Accompanied by senior officials from the U.S. defense and state departments, Mattis met Prime Minister Shahid Khaqan Abbasi and army chief Gen. Qamar Javed Bajwa, separately, during his day-long visit, the second tour of a high profile U.S. official in less than a month.
Abbasi was accompanied by Defense Minister Khurram Dastagir Khan, Foreign Minister Khawaja Asif, Interior Minister Ahsan Iqbal, and head of the country’s prime spy agency, Inter Services Intelligence (ISI), Lt. Gen. Naveed Mukhtar, said a statement from the prime minister house.
Mattis called for deepening cooperation for eliminating terrorism in the region, according to the statement.

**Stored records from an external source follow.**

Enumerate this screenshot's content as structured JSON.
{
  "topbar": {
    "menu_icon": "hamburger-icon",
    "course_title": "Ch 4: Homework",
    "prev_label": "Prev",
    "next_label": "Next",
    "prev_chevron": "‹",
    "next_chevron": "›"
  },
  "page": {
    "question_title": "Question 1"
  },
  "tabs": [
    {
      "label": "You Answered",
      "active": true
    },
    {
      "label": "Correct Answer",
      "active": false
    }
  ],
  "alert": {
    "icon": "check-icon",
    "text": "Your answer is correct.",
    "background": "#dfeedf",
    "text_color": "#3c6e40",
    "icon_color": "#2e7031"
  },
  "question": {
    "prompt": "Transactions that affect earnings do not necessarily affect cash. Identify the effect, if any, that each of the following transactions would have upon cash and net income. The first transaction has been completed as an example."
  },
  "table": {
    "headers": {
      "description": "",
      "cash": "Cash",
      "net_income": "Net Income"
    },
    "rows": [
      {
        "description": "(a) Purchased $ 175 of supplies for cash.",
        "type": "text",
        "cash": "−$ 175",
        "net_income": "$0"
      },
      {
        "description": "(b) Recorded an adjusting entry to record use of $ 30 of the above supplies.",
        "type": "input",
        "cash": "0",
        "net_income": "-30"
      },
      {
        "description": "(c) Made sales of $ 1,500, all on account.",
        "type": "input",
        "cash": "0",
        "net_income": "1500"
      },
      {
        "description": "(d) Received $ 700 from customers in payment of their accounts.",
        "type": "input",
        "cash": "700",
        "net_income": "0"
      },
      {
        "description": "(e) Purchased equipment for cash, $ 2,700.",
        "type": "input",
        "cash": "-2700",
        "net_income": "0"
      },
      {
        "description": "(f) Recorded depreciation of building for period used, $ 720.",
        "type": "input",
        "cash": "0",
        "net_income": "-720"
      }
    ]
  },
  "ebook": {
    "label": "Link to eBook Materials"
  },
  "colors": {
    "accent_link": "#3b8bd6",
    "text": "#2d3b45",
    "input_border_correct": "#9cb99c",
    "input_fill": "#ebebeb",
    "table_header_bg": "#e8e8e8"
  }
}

He added that in his long association with Pakistan, he was aware of the sacrifices rendered and lives lost in Pakistan's fight against terrorism.
Responding to a longtime U.S. demand for action against the powerful Haqqani network in the country, Abbasi reiterated that there are no safe havens for terrorists in Pakistan, the statement said.
Abbasi said both Pakistan and the U.S. were working to establish peace in Afghanistan.
Last month U.S. Secretary of State Rex Tillerson visited Pakistan amid escalating diplomatic tensions between Washington and Islamabad following U.S. President Donald Trump's new policy for Afghanistan, which promises a broader role for India in the region, and accuses Pakistan of hosting terrorist safe havens.
Pakistan denies the charge and accuses Kabul of allowing militants to use its soil for attacking Pakistani security forces and civilians.
Islamabad has agreed to initiate fresh efforts to bring Taliban back to the negotiation table, following an ice-breaking visit of Pakistan’s army chief to Kabul in October, according to Pakistani media reports.
Pakistan had brokered a landmark round of direct talks between the fragile Afghan government, and the Taliban in Islamabad in July 2015, but the process broke down after the Taliban announced the death of their long-term leader, Mullah Omer, triggering a bitter power struggle within the militant group.
Chances for resumption of the stalled process went further dim following death of Mullah Omer’s successor, Mullah Mansur in a U.S. drone strike last year in southwestern Pakistan near the Afghan border.
Several attempts aimed at resuming the halted process have been made since July 2015 by a four-nation group comprising of Pakistan, Afghanistan, U.S. and China, but they have all failed one after another.